Bu tarihsel süreklilik yalnızca duygusal bir bütünlük değil; yetmiş iki milleti bir ve kardeş bilen Türk'ün bilgi üretme biçiminin köküdür. Yusuf Has Hacib, Kutadgu Bilig'de "Kişi halk içinde sözüm der ise, söz kişi ünün yüceltir" diyerek, kamusal sözün kader kurucu etkisini ortaya koymuştu. Bilge Kağan, Orhun Yazıtları'na "Üstte mavi gök çökmedikçe..." diye başlarken; dağılmayan siyasal irademizin kodlarını taşa işlemişti. Dede Korkut, sözü "sözü söze ekleyen gerek." diyerek hafızanın taşıyıcı bandına dönüştürdü. Kaşgarlı Mahmud ise Divânu Lugati't-Türk'te ortak dilin coğrafyayı aşan stratejik gücünü belgeledi. Bugün TRT Avaz'ın yaptığı bir yönüyle budur...

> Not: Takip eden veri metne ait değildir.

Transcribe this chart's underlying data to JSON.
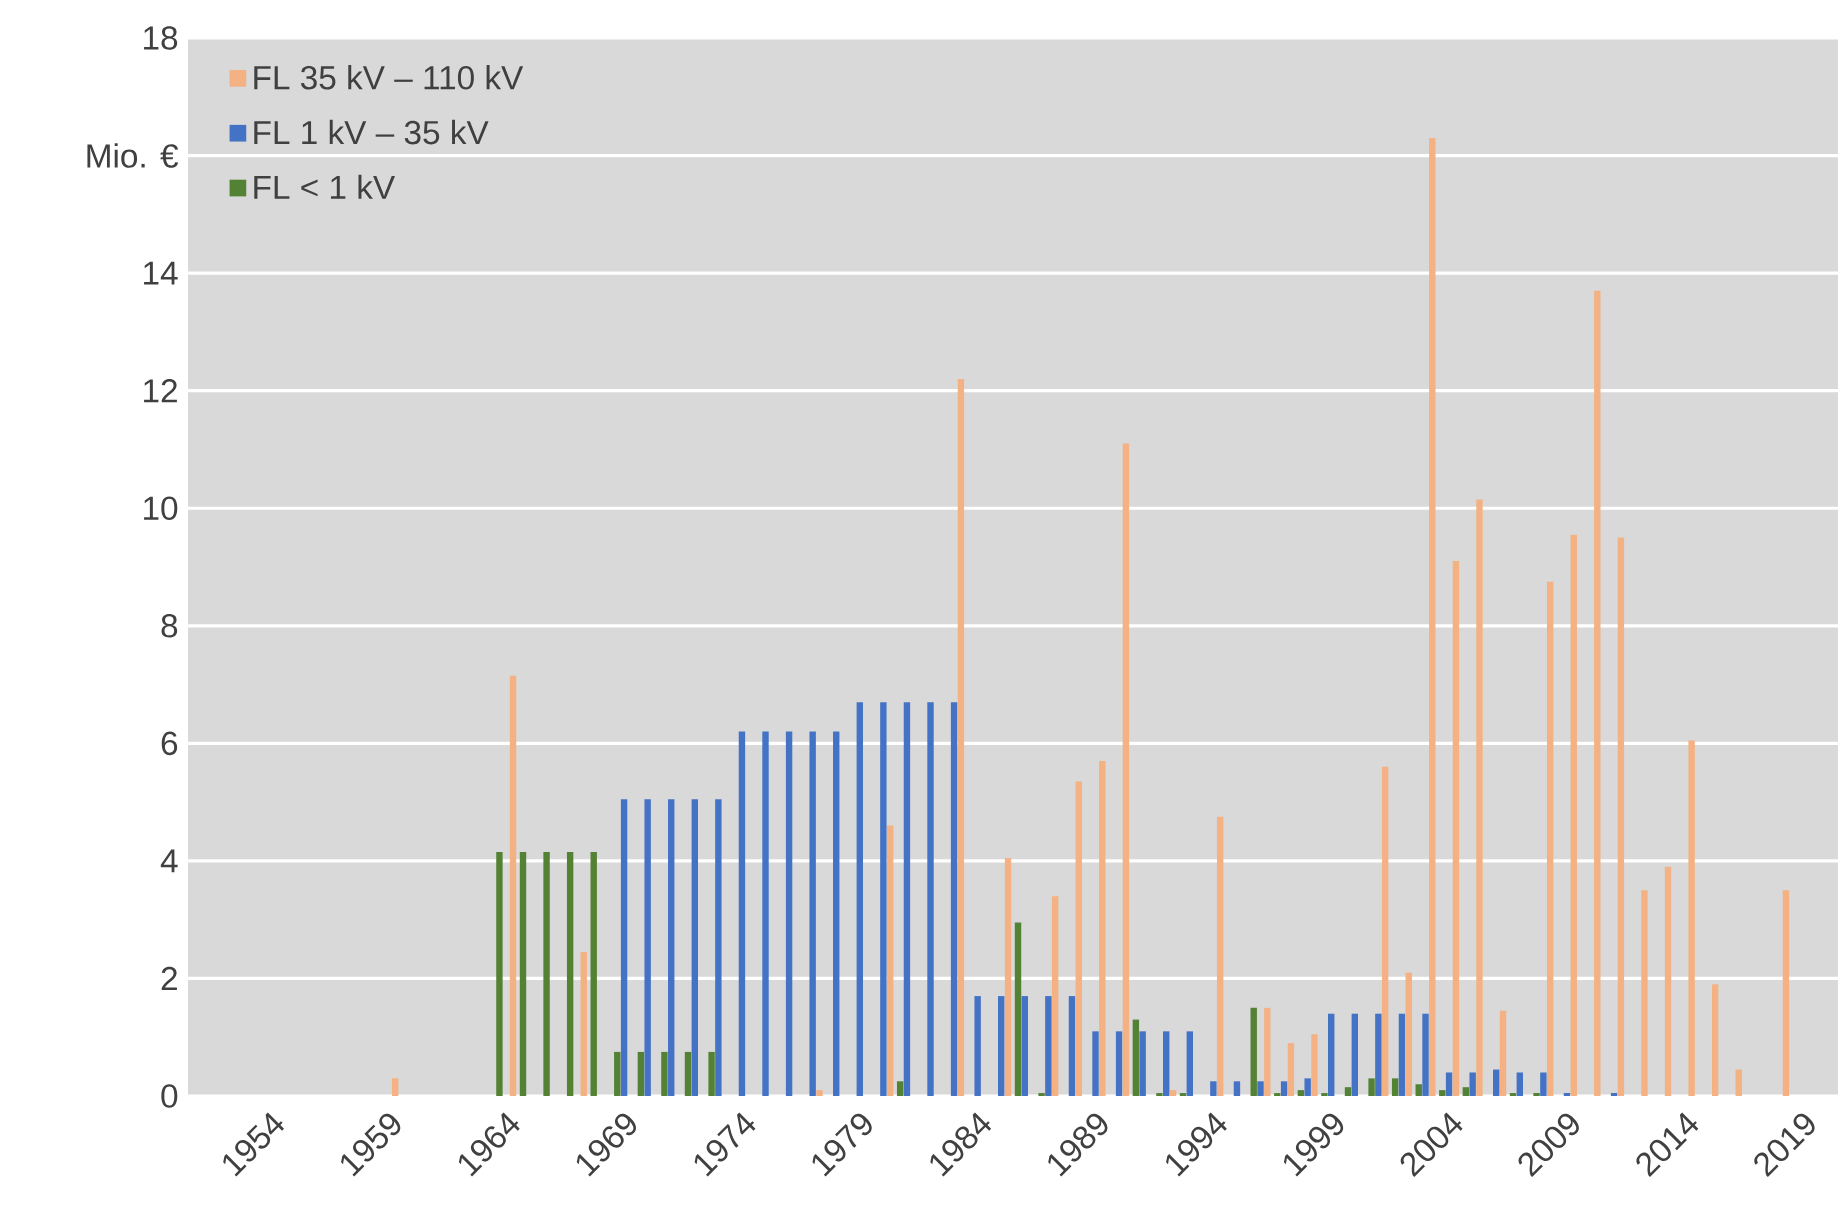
{
  "chart_data": {
    "type": "bar",
    "categories": [
      null,
      null,
      null,
      "1954",
      null,
      null,
      null,
      null,
      "1959",
      null,
      null,
      null,
      null,
      "1964",
      null,
      null,
      null,
      null,
      "1969",
      null,
      null,
      null,
      null,
      "1974",
      null,
      null,
      null,
      null,
      "1979",
      null,
      null,
      null,
      null,
      "1984",
      null,
      null,
      null,
      null,
      "1989",
      null,
      null,
      null,
      null,
      "1994",
      null,
      null,
      null,
      null,
      "1999",
      null,
      null,
      null,
      null,
      "2004",
      null,
      null,
      null,
      null,
      "2009",
      null,
      null,
      null,
      null,
      "2014",
      null,
      null,
      null,
      null,
      "2019",
      null
    ],
    "series": [
      {
        "name": "FL 35 kV – 110 kV",
        "color": "#f4b183",
        "values": [
          null,
          null,
          null,
          null,
          null,
          null,
          null,
          null,
          0.3,
          null,
          null,
          null,
          null,
          7.15,
          null,
          null,
          2.45,
          null,
          null,
          null,
          null,
          null,
          null,
          null,
          null,
          null,
          0.1,
          null,
          null,
          4.6,
          null,
          null,
          12.2,
          null,
          4.05,
          null,
          3.4,
          5.35,
          5.7,
          11.1,
          null,
          0.1,
          null,
          4.75,
          null,
          1.5,
          0.9,
          1.05,
          null,
          null,
          5.6,
          2.1,
          16.3,
          9.1,
          10.15,
          1.45,
          null,
          8.75,
          9.55,
          13.7,
          9.5,
          3.5,
          3.9,
          6.05,
          1.9,
          0.45,
          null,
          3.5,
          null,
          null
        ]
      },
      {
        "name": "FL 1 kV – 35 kV",
        "color": "#4472c4",
        "values": [
          null,
          null,
          null,
          null,
          null,
          null,
          null,
          null,
          null,
          null,
          null,
          null,
          null,
          null,
          null,
          null,
          null,
          null,
          5.05,
          5.05,
          5.05,
          5.05,
          5.05,
          6.2,
          6.2,
          6.2,
          6.2,
          6.2,
          6.7,
          6.7,
          6.7,
          6.7,
          6.7,
          1.7,
          1.7,
          1.7,
          1.7,
          1.7,
          1.1,
          1.1,
          1.1,
          1.1,
          1.1,
          0.25,
          0.25,
          0.25,
          0.25,
          0.3,
          1.4,
          1.4,
          1.4,
          1.4,
          1.4,
          0.4,
          0.4,
          0.45,
          0.4,
          0.4,
          0.05,
          null,
          0.05,
          null,
          null,
          null,
          null,
          null,
          null,
          null,
          null,
          null
        ]
      },
      {
        "name": "FL < 1 kV",
        "color": "#548235",
        "values": [
          null,
          null,
          null,
          null,
          null,
          null,
          null,
          null,
          null,
          null,
          null,
          null,
          null,
          4.15,
          4.15,
          4.15,
          4.15,
          4.15,
          0.75,
          0.75,
          0.75,
          0.75,
          0.75,
          null,
          null,
          null,
          null,
          null,
          null,
          null,
          0.25,
          null,
          null,
          null,
          null,
          2.95,
          0.05,
          null,
          null,
          null,
          1.3,
          0.05,
          0.05,
          null,
          null,
          1.5,
          0.05,
          0.1,
          0.05,
          0.15,
          0.3,
          0.3,
          0.2,
          0.1,
          0.15,
          null,
          0.05,
          0.05,
          null,
          null,
          null,
          null,
          null,
          null,
          null,
          null,
          null,
          null,
          null,
          null
        ]
      }
    ],
    "ylim": [
      0,
      18
    ],
    "yticks": [
      0,
      2,
      4,
      6,
      8,
      10,
      12,
      14,
      {
        "value": 16,
        "label": "Mio. €"
      },
      18
    ],
    "grid": "y",
    "legend": "top left"
  }
}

Sözün coğrafyasını yeniden örmek.
İşte TRT Avaz, bu yolculuğu tekrar 21. yüzyılın stratejik iletişim gücüne dönüştürüyor.
Bugün dünyanın yeni kavşağında şu hakikat açıkça görülüyor:
Jeopolitik egemenlik, jeokültürel egemenlik olmadan var olamaz.
Koridorlar, üsler, anlaşmalar...
Bunlar, ancak ortak hafızanın taşıyıcı sütunlarıyla desteklenirse gerçek güç üretir.
Türk Devletleri Teşkilatı ile ete kemiğe bürünen Türk Kuşağı tam da bu nedenle üç boyutlu bir inşadır:
Jeopolitik bağlam: Enerji, güvenlik, ulaşım hatları
Jeoekonomik bağlam: Üretim ve dijital entegrasyon
Jeokültürel bağlam: Dil, sanat, tarih, ortak kimlik
Bu üçüncü boyutun stratejik karşılığı ise bugün sahada somut bir aktörle temsil ediliyor...
Bu noktada TRT Avaz, Türk dünyasında yürütülen epistemik inşa çabasının önemli aktörlerinden biridir.
Kazak bozkırındaki bir ağıtı, Kerkük'te dillenen bir ağırlamayı, Güney Azerbaycan'ın yanık sesini, Doğu Türkistan'ın acısını, Kıbrıs'ın umut türküsünü aynı kalbe bağlayan frekans tam da budur.
TRT Avaz yeni yayın döneminde, dili sadeleştirip yakınlaştırarak; Kırgız Türkü'nün sözünü Anadolu'nun anlama mesafesini kısaltıyor.
Hasılı bu sadece bir yayıncılık formatı değildir; tarihsel birlik arayışının stratejik altyapısıdır.